U.S. trade report flags challenges from ‘Make in India’ policy

The campaign epitomises the challenges facing bilateral trade ties, U.S. Congress told

The U.S. tried to resolve “long-standing market access impediments affecting U.S. exporters” with India during 2020, says the 2021 President’s Trade Agenda and 2020 Annual Report — an annual report submitted by the U.S. Trade Representative (USTR) to Congress. The report terms India’s policies “trade-restrictive” and saying the “Make in India” campaign epitomises the challenges to the trade relationship.

“While India’s large market, economic growth, and progress towards development make it an essential market for many U.S. exporters, a general and consistent trend of trade-restrictive policies have inhibited the potential of the bilateral trade relationship. Recent Indian emphasis on import substitution through a “Make in India” campaign has epitomized the challenges facing the bilateral trade relationship,” the report says. The Make in India campaign was launched by Prime Minister Modi in 2014 to incentivise production in India.

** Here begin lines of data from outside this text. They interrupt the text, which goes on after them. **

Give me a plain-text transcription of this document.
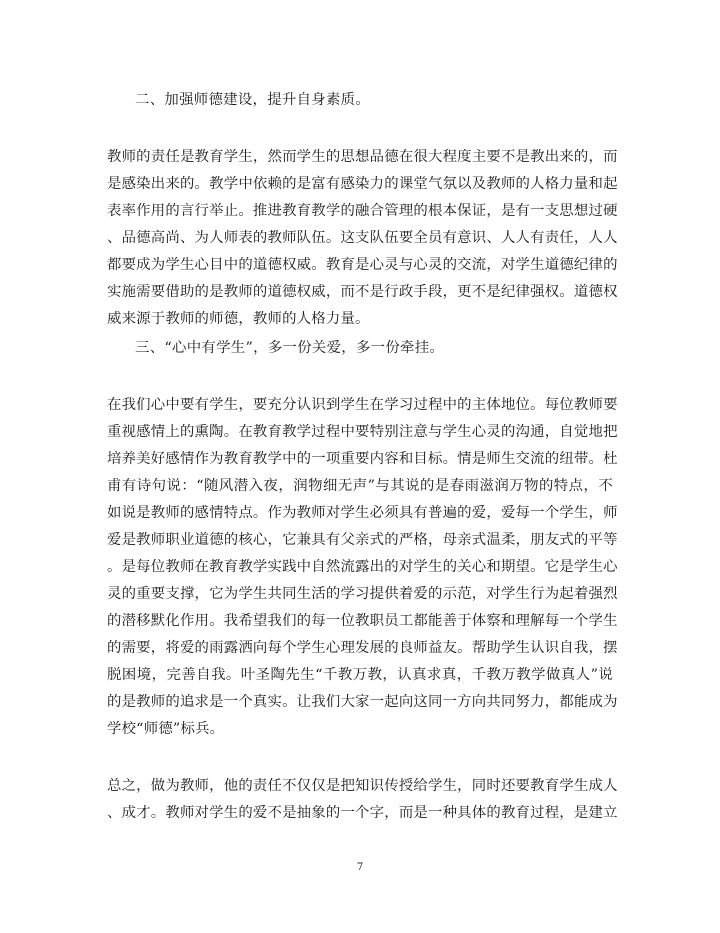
二、加强师德建设，提升自身素质。
教师的责任是教育学生，然而学生的思想品德在很大程度主要不是教出来的，而
是感染出来的。教学中依赖的是富有感染力的课堂气氛以及教师的人格力量和起
表率作用的言行举止。推进教育教学的融合管理的根本保证，是有一支思想过硬
、品德高尚、为人师表的教师队伍。这支队伍要全员有意识、人人有责任，人人
都要成为学生心目中的道德权威。教育是心灵与心灵的交流，对学生道德纪律的
实施需要借助的是教师的道德权威，而不是行政手段，更不是纪律强权。道德权
威来源于教师的师德，教师的人格力量。
三、“心中有学生”，多一份关爱，多一份牵挂。
在我们心中要有学生，要充分认识到学生在学习过程中的主体地位。每位教师要
重视感情上的熏陶。在教育教学过程中要特别注意与学生心灵的沟通，自觉地把
培养美好感情作为教育教学中的一项重要内容和目标。情是师生交流的纽带。杜
甫有诗句说：“随风潜入夜，润物细无声”与其说的是春雨滋润万物的特点，不
如说是教师的感情特点。作为教师对学生必须具有普遍的爱，爱每一个学生，师
爱是教师职业道德的核心，它兼具有父亲式的严格，母亲式温柔，朋友式的平等
。是每位教师在教育教学实践中自然流露出的对学生的关心和期望。它是学生心
灵的重要支撑，它为学生共同生活的学习提供着爱的示范，对学生行为起着强烈
的潜移默化作用。我希望我们的每一位教职员工都能善于体察和理解每一个学生
的需要，将爱的雨露洒向每个学生心理发展的良师益友。帮助学生认识自我，摆
脱困境，完善自我。叶圣陶先生“千教万教，认真求真，千教万教学做真人”说
的是教师的追求是一个真实。让我们大家一起向这同一方向共同努力，都能成为
学校“师德”标兵。
总之，做为教师，他的责任不仅仅是把知识传授给学生，同时还要教育学生成人
、成才。教师对学生的爱不是抽象的一个字，而是一种具体的教育过程，是建立
7
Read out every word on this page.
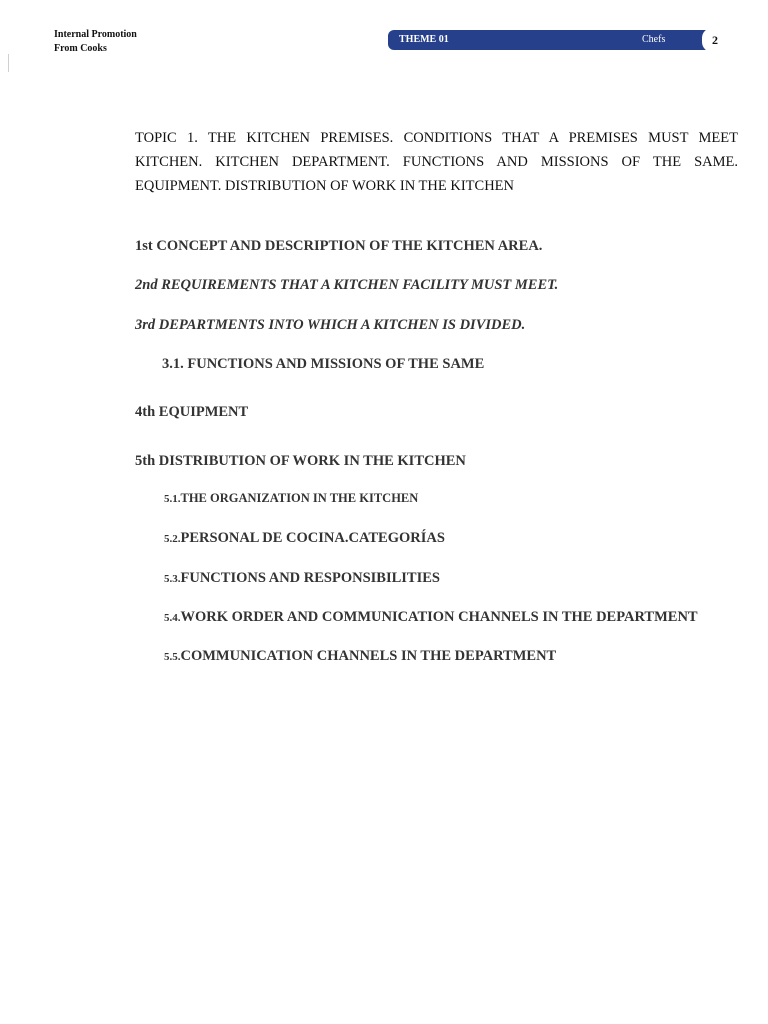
Internal Promotion
From Cooks
THEME 01	Chefs	2
TOPIC 1. THE KITCHEN PREMISES. CONDITIONS THAT A PREMISES MUST MEET KITCHEN. KITCHEN DEPARTMENT. FUNCTIONS AND MISSIONS OF THE SAME. EQUIPMENT. DISTRIBUTION OF WORK IN THE KITCHEN
1st CONCEPT AND DESCRIPTION OF THE KITCHEN AREA.
2nd REQUIREMENTS THAT A KITCHEN FACILITY MUST MEET.
3rd DEPARTMENTS INTO WHICH A KITCHEN IS DIVIDED.
3.1. FUNCTIONS AND MISSIONS OF THE SAME
4th EQUIPMENT
5th DISTRIBUTION OF WORK IN THE KITCHEN
5.1.THE ORGANIZATION IN THE KITCHEN
5.2.PERSONAL DE COCINA.CATEGORÍAS
5.3.FUNCTIONS AND RESPONSIBILITIES
5.4.WORK ORDER AND COMMUNICATION CHANNELS IN THE DEPARTMENT
5.5.COMMUNICATION CHANNELS IN THE DEPARTMENT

The report describes the Trump administration’s revocation of India’s preferential trading status under the Generalised System of Preferences (GSP) program in June 2019 and the ensuing discussion to achieve a mini trade deal (“package”) throughout 2020.

“U.S. objectives in this negotiation included resolution of various non-tariff barriers, targeted reduction of certain Indian tariffs, and other market access improvements. The United States also engaged with India on an ongoing basis throughout 2020 in response to specific concerns affecting the full range of pressing bilateral trade issues, including intellectual property (IP) protection and enforcement, policy development affecting electronic commerce and digital trade, and market access for agricultural and non-agricultural goods and services,” the report said.

Unresolved

These issues remain unresolved, leaving inconclusive, negotiations that lasted until close to the end of the Trump administration.

In a country-wise section on Digital Service Tax (DST), a Section 301 investigation on India’s DST, which began in June last year, is highlighted. The investigation is ongoing, as per the report.

India finds a total of 179 mentions in the report which is over 300 pages long. Many of the mentions are in a chapter on trade enforcement activities — describing disputes brought by the U.S. at the World Trade Organisation (WTO).